I woke up this morning to the buzzer on my oven going off... I cooked fish sticks at 425 degrees for 5 hours last night. my house smells awesome
Can we talk about the cons of throwing up in the bathtub. there are no pros.
just put cider in my bong. gotta love fall
Medical school killed my enjoyment of porn. Hard to keep a boner when you're diagnosing all the actor's STDs and skin disorders.
Restaurants Roasting People Who Gave Them Negative Yelp Reviews (25 Pics)
Wow, So this kid just walked into class, yak'd on his lab partner then runs out. Class is now cancelled. I gotta find this kid and Thank him.
There's a girl at 7-11 apologizing for her behavior and asking if she can get her shoes back.
Was this before, or after you took my brand new bag of shredded cheese, and "Made it rain"?
If I remember who won the superbowl tomorrow morning.. I think I'm just going to quit drinking. There really won't be a point anymore
If I interpreted our horoscopes correctly...you should be coming home with an 8 ball.

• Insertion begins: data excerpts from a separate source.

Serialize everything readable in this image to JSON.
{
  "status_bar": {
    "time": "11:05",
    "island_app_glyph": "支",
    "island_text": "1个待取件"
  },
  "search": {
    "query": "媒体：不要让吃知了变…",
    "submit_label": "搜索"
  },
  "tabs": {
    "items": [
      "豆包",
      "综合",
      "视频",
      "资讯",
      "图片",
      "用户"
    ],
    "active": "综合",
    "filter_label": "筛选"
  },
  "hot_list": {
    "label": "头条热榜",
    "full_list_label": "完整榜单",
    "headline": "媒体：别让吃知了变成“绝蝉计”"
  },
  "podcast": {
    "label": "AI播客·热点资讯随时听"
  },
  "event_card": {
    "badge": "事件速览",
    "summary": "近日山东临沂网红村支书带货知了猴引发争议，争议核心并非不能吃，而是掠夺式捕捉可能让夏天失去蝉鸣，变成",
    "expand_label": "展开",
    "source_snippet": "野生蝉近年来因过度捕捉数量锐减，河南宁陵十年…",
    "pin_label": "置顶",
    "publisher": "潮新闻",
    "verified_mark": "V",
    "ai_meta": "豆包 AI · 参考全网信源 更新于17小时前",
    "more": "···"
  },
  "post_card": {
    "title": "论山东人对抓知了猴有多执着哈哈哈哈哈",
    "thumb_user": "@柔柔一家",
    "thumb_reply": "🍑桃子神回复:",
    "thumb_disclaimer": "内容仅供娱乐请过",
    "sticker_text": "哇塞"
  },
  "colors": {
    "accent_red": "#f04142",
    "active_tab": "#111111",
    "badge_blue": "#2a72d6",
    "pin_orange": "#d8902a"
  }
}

Just saying.
Woman Posts Harassing DMs From Creep Online, Now He’s Upset Because People Told His Mom
This girl came outta nowhere yelling HOLD MY DICKKKKKK!

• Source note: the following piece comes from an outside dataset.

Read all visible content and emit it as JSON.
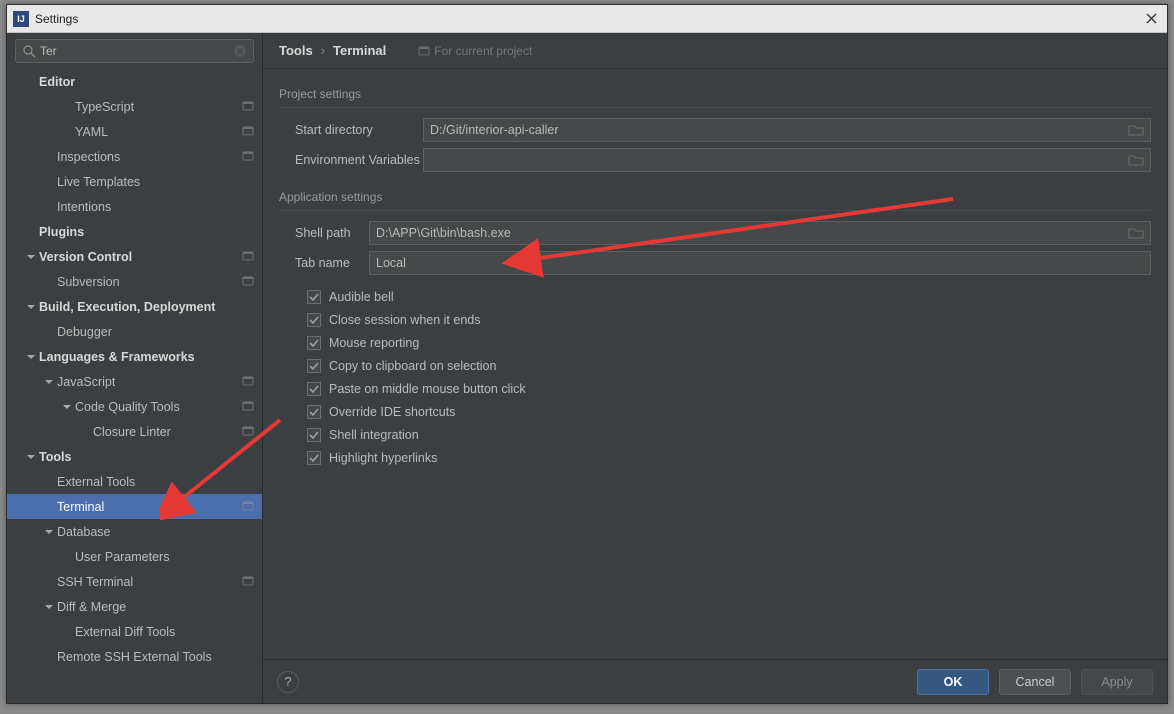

You know you're baked when you feel your throat closing up from an allergic reaction to the pecans in the cookie you're eating but you keep eating the damn cookie.
I literally just rubbed my stomach and told my liver to "hang in there baby"
You just put lesbians and Hogwarts in the same sentence. Of course I'm in.
hitting rock bottom is getting taziki in your hair & simply putting it in a bun instead of actually dealing with it, just like your problems
So how do u get your coat out of the coat room when someone is fucking on it?